Montag, den 14. September 2020

Jannik liebt es, Musik zu machen. Er kann richtig gut Klavier spielen, er nutzt dafür die Schulpausen. Und er hat bald auch einen Zuhörer: Tai. Die beiden 17-Jährigen werden Freunde. Jannik, der Jugendliche, der sich selbst etwas dicklich findet und eher unscheinbar ist und der von seinen Eltern genervt ist. Und Tai, ebenfalls Außenseiter, Sohn vietnamesischer Eltern und immer mit einer Kamera unterwegs. Tai filmt alles und jeden, auch Jannik beim Klavierspielen.
Schuldirektor Jens Lamprecht wacht unterdessen nach einer wilden Sauftour in seiner Wohnung in Berlin-Mitte auf. Und ist gefangen in seinen eigenen vier Wänden. Tagelang. Scheinbar wird er überwacht, der Entführer meldet sich per Schriftnachrichten über den Laptop.
Was Lamprecht nicht weiß: Tai hat dafür gesorgt, dass der Direktor gefangen ist, und Jannik ist sein Komplize. Er zieht Jannik in die Sache rein – Jannik, der sich in Tai verknallt hat.

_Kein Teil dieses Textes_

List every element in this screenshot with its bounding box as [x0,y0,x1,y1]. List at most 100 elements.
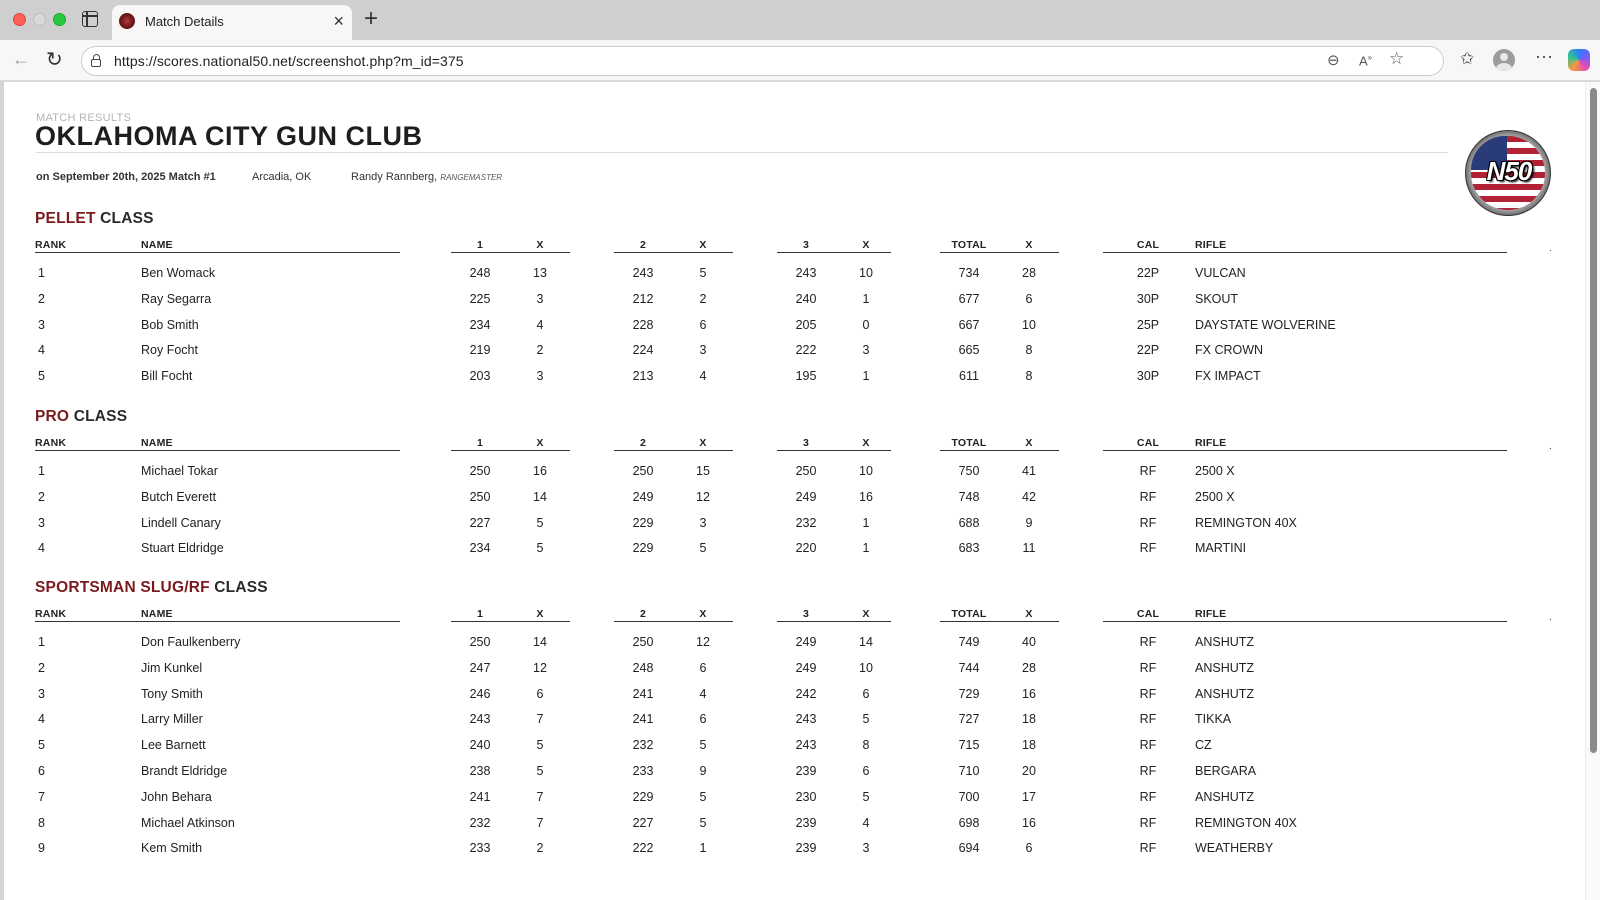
cell-x2: 15 [696,464,710,478]
reload-icon[interactable]: ↻ [46,47,63,72]
cell-r2: 213 [632,369,654,384]
cell-x2: 3 [699,343,707,358]
column-header-x1: X [536,239,544,251]
cell-r2: 233 [632,764,654,778]
scrollbar-thumb[interactable] [1590,88,1597,753]
cell-r2: 212 [632,291,654,306]
cell-r1: 243 [469,712,491,727]
cell-r2: 232 [632,738,654,753]
cell-name: John Behara [141,789,212,804]
page-title: OKLAHOMA CITY GUN CLUB [35,121,423,151]
cell-cal: 22P [1136,266,1160,280]
tab-match-details[interactable]: Match Details × [112,5,352,40]
cell-xt: 8 [1025,343,1033,358]
cell-r3: 230 [795,789,817,804]
cell-rank: 2 [38,660,45,675]
column-header-x2: X [699,608,707,620]
logo-text: N50 [1486,156,1533,186]
cell-xt: 40 [1022,635,1036,649]
cell-rifle: FX CROWN [1195,343,1264,358]
cell-r1: 232 [469,815,491,830]
column-header-r1: 1 [476,608,484,620]
column-header-x3: X [862,608,870,620]
cell-rifle: WEATHERBY [1195,841,1274,856]
cell-x3: 10 [859,464,873,478]
cell-x1: 4 [536,317,544,332]
favorites-icon[interactable]: ✩ [1460,49,1474,69]
back-arrow-icon[interactable]: ← [12,49,30,70]
cell-r1: 225 [469,291,491,306]
header-rule [614,621,733,622]
cell-x1: 2 [536,343,544,358]
results-page: MATCH RESULTS OKLAHOMA CITY GUN CLUB on … [4,82,1585,900]
cell-rank: 9 [38,841,45,856]
cell-xt: 20 [1022,764,1036,778]
address-bar[interactable]: https://scores.national50.net/screenshot… [81,46,1444,76]
cell-r1: 247 [469,660,491,675]
column-header-x1: X [536,608,544,620]
cell-x1: 7 [536,789,544,804]
header-rule [35,450,400,451]
cell-r2: 227 [632,815,654,830]
profile-avatar[interactable] [1493,49,1515,71]
cell-name: Lee Barnett [141,738,206,753]
cell-x3: 0 [862,317,870,332]
cell-x2: 6 [699,317,707,332]
header-rule [940,252,1059,253]
url-text[interactable]: https://scores.national50.net/screenshot… [114,53,464,69]
more-menu-icon[interactable]: ··· [1535,46,1553,67]
class-title-suffix: CLASS [73,408,128,425]
header-rule [777,621,891,622]
new-tab-icon[interactable]: + [364,6,378,32]
cell-cal: RF [1139,489,1157,504]
column-header-r1: 1 [476,239,484,251]
cell-name: Brandt Eldridge [141,764,228,778]
scrollbar[interactable] [1585,82,1600,900]
cell-name: Stuart Eldridge [141,541,224,556]
cell-name: Tony Smith [141,686,203,701]
copilot-icon[interactable] [1568,49,1590,71]
class-title-accent: PRO [35,408,70,425]
cell-x2: 12 [696,635,710,649]
cell-x3: 5 [862,789,870,804]
cell-r1: 219 [469,343,491,358]
close-tab-icon[interactable]: × [333,11,344,31]
favorite-star-icon[interactable]: ☆ [1389,49,1404,69]
column-header-xt: X [1025,239,1033,251]
cell-total: 694 [958,841,980,856]
browser-toolbar: ← ↻ https://scores.national50.net/screen… [0,40,1600,81]
cell-total: 700 [958,789,980,804]
cell-total: 734 [958,266,980,280]
lock-icon[interactable] [91,54,101,67]
cell-x3: 10 [859,660,873,675]
column-header-xt: X [1025,608,1033,620]
cell-xt: 11 [1022,541,1036,556]
cell-r3: 205 [795,317,817,332]
rangemaster-name: Randy Rannberg, [351,171,438,183]
column-header-x2: X [699,437,707,449]
cell-r2: 229 [632,515,654,530]
column-header-name: NAME [141,437,173,449]
column-header-x3: X [862,437,870,449]
cell-xt: 18 [1022,738,1036,753]
cell-rank: 5 [38,738,45,753]
cell-r3: 243 [795,266,817,280]
sidebar-toggle-icon[interactable] [82,11,98,27]
cell-cal: RF [1139,635,1157,649]
column-header-rifle: RIFLE [1195,608,1227,620]
cell-cal: 30P [1136,291,1160,306]
read-aloud-icon[interactable]: A» [1359,53,1372,68]
column-header-rifle: RIFLE [1195,239,1227,251]
zoom-window-button[interactable] [53,13,66,26]
header-rule [35,621,400,622]
zoom-out-icon[interactable]: ⊖ [1327,51,1340,69]
cell-cal: 22P [1136,343,1160,358]
minimize-window-button[interactable] [33,13,46,26]
cell-x1: 3 [536,369,544,384]
cell-cal: RF [1139,738,1157,753]
cell-x1: 5 [536,764,544,778]
close-window-button[interactable] [13,13,26,26]
cell-r1: 250 [469,464,491,478]
cell-name: Lindell Canary [141,515,221,530]
cell-x2: 12 [696,489,710,504]
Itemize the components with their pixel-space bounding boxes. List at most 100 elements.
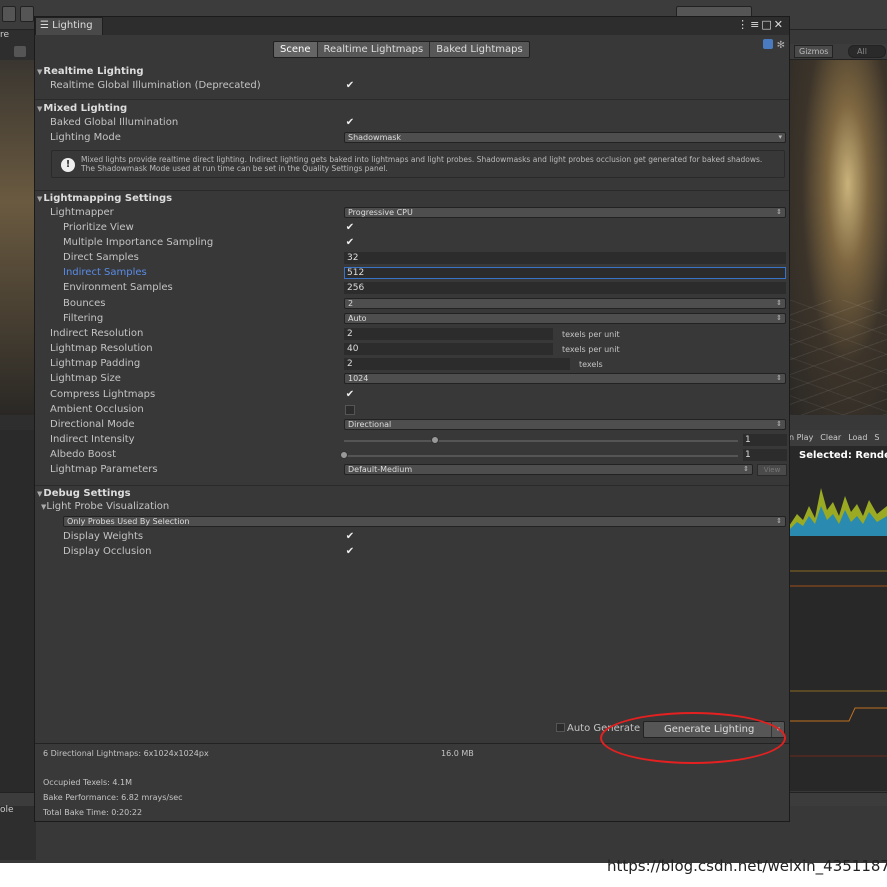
lighting-tab[interactable]: ☰ Lighting: [35, 17, 103, 35]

“Nackt über Berlin” heißt der wunderbare Roman von Axel Ranisch. Er hat einen Roman über das Erwachsenwerden geschrieben. Darüber, dass man sich hin und wieder auch mal durchsetzen muss, Widerstände leisten muss, seinen eigenen Weg gehen muss.
Erzählt wird einerseits die erschütternde Geschichte eines Mädchens, das sich in einen Lehrer verliebt. Beim Theaterworkshop in Flecken-Zechlin muss etwas passiert sein, was nicht bekannt werden soll. Und andererseits geht es um Jannik, der sein Leben endlich in den Griff kriegen will und rausfinden will, was er von Tai zu erwarten hat.
Axel Ranisch hat das alles in Worte gegossen, sich sich richtig gut lesen lassen. Man ist ganz schnell drin im Geschehen. Warum der Ullstein-Verlag den Roman aber “brüllend komisch” findet, wie es im Text über “Das Buch” steht, ist unklar. Brüllend komisch ist der Roman nämlich nicht. Dafür aber sehr spannend, ja, auch mal lustig, aber auch rührend und traurig – und schließlich Mut machend und sehr lebensbejahend. Ein echter Highlight-Roman.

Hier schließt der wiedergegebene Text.